# Hiding Aquarium Lines and Equipment.



## ZooKeepersMenagerie (Oct 28, 2014)

Hey you guys!

I have a 20 Gallon Long with a glass hood, two shop lights, a penguin 200 Hob, a small whisper air pump with long air stone, a small air stone for my DiY co2, and a tank heater.

How the heck do you hide some of this equipment so the tank looks less like it is hooked up to a life support system? 

I am basically interested in knowing how you guys mask air/co2 lines and diffusers. My air stone with the air pump is not really needed so I may get rid of that, but the lines/heater in general are really ugly.
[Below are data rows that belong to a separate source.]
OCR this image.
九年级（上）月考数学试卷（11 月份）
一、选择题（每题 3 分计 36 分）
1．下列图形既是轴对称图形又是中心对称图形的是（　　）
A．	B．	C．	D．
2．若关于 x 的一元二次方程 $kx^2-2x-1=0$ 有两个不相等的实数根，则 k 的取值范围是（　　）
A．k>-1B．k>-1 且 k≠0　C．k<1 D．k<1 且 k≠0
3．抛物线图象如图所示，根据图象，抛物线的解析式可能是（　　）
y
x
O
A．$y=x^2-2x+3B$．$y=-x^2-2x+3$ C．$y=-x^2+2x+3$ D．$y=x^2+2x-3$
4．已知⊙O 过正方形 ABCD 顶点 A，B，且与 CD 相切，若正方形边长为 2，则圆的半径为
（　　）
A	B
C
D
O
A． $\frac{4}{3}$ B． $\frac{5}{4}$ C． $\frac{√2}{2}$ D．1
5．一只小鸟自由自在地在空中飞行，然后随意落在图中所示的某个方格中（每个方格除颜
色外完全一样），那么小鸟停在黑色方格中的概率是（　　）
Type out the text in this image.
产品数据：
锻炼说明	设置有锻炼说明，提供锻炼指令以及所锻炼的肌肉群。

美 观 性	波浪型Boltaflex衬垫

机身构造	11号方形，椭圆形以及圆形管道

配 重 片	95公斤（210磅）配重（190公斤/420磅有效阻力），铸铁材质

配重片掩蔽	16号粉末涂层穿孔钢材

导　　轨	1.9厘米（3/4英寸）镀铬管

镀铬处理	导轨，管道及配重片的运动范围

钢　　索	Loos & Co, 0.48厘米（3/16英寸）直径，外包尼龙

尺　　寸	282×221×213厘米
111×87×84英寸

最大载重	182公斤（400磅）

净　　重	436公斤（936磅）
I read somewhere that someone put the co2 line directly to the hob's filter pipe. How would you go about doing that? 

Thanks,
Cara


----------



## NiaCas (May 2, 2014)

Do you have space under your tank? I have a 20 gallon long as well. The filter is air powered and then there's also the heater cord and the light cord. All the cords fit through a slot in the back of the hood and run behind the tank. A power strip is behind the tank so you can't even see anything plugged in and the air pump is under the tank. 

On bigger tanks like the one right next to me as I type lol, The situation is mostly the same except no air pump. CO2 is pretty useless with an airpump running. Under this particular bigger tank I have two canister filters and a co2 tank. All tubing and cords run down the back of the tank. A power strip is velcroed to the back of the tank stand and everything is plugged in right there. All tubing for the filters and co2 runs through the back of the stand to where they need to go inside the cabinet.

Also, the back of all of my tanks are covered. I mean who wants to see your wall while they're looking at fish??  A couple tanks have the stick on background, a couple have the back just painted black, and one has a moss wall on the whole back, so you can't see any cords or tubing when you look at the tanks. Just fish, plants, and water


----------



## JoeRoun (Dec 21, 2009)

*Be Creative... Whatever Works!*

Hi Cara,

Being creative. Extending lines, Use of molding (a trip to Lowes), furniture guards are handy, zip-ties and Velcro straps.

Same stuff folks used in the olden days to hide wires and cabling to and from computers.

Whatever works, I guess.

Respectfully,
Joe
FBTB


----------



## NiaCas (May 2, 2014)

Oh yeah, I use toilet paper rolls :tongue:
They're all over the house lol! I just gather cords together, shove 'em through the rolls, and tuck the rolls behind something. RECYCLE roud:


----------



## goodbytes (Aug 18, 2014)

I hide it with fast-growing background plants.


----------



## ZooKeepersMenagerie (Oct 28, 2014)

Well..most of my wires are tied together with ties, and stuff, but what about inside the tanks? My heater is bulky and the air lines in the water are very obvious. 

Also, I do not have a way to hide the cords, etc because it is on a bar top. I could drill a hole into the cabinet below but that is pretty permanent when I may be selling the boat in the future. 

The tank is also viewed from three sides. The width section on one side is the one that isn't viewed because of the wall. 

Can you feed the co2 line into the suction pipe for the hob with success at the filter breaking the co2 up? 

Or would it be better to look into one of those curved glass diffusers for my tank? I know one of those would make things look more organized but If I can work with what I have, I want to avoid buying anything.


----------



## Diana (Jan 14, 2010)

A tank visible on 3 sides might have a sort of boxed off end (the 4th side) where everything enters the tank, and goes under the substrate. 
Then it can go to where it is needed in the tank and barely surface (perhaps behind a rock or branch). 

Cut out the top part for the flow from the filter, and cut slots in it near the bottom for the intake of the filter. 

Then, before you put it in the tank do some creative painting and make it look like a rock, or something. Not something showy, something subtle, a background effect. Dark things retreat, fade into the distance, so if you simply end up with a matte black box that is pretty subtle, too.